Il est aujourd’hui nécessaire d’incorporer les comportements culturels dans les programmes de conservation des espèces animales. Aujourd’hui, on parle uniquement de nombre d’individus et de patrimoine génétique quand on souhaite sauver une espèce, mais sauver ce patrimoine culturel chez les animaux est tout aussi essentiel. On s’est rendu compte qu’un programme de sauvegarde d’une espèce peut échouer si on ne prend pas en compte cet aspect.
Dans une autre étude que vous avez publiée le 7 janvier dernier, vous étudiez la pratique du dessin chez les macaques japonais. Avec cette question : et si les humains avaient commencé à dessiner par accident ?

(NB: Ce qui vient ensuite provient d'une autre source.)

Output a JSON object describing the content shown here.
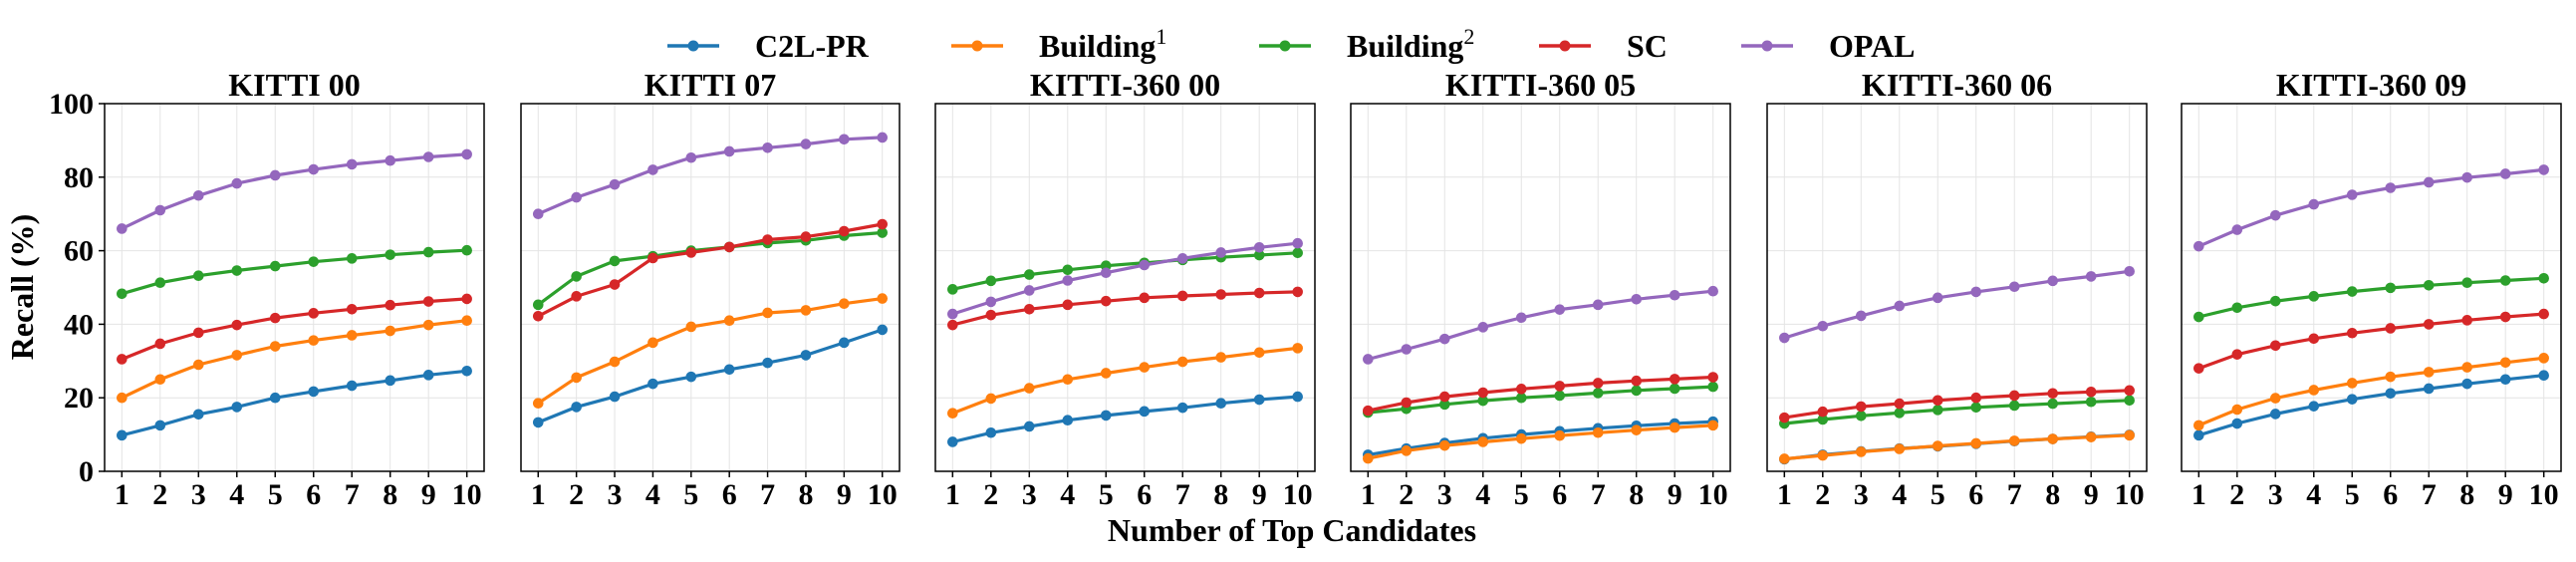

L’utilisation de technologies complexes par les humains (Homo sapiens) et leurs ancêtres est une caractéristique clé de notre évolution, marquée par l’apparition des outils en pierre il y a 3,3 millions d’années. Ces technologies reflètent une complexité cognitive et une compréhension avancée des matériaux et des mécanismes. L’étude des primates actuels, en particulier ceux qui utilisent des pierres, offre un éclairage sur l’évolution des comportements humains.
En particulier, la manipulation de pierres par les macaques suggère que certains comportements complexes chez les humains, tels que la création d’outils tranchants et bifaces, pourraient être apparus de manière non intentionnelle. Les macaques japonais de Shodoshima ont ainsi été observés en train de laisser des marques sur le sol à l’aide de pierres et de craies. En analysant cette manipulation des pierres, je propose que le dessin chez les humains pourrait être apparu de manière involontaire ; ces origines non intentionnelles des comportements de marquage pourraient représenter les premiers précurseurs du dessin humain.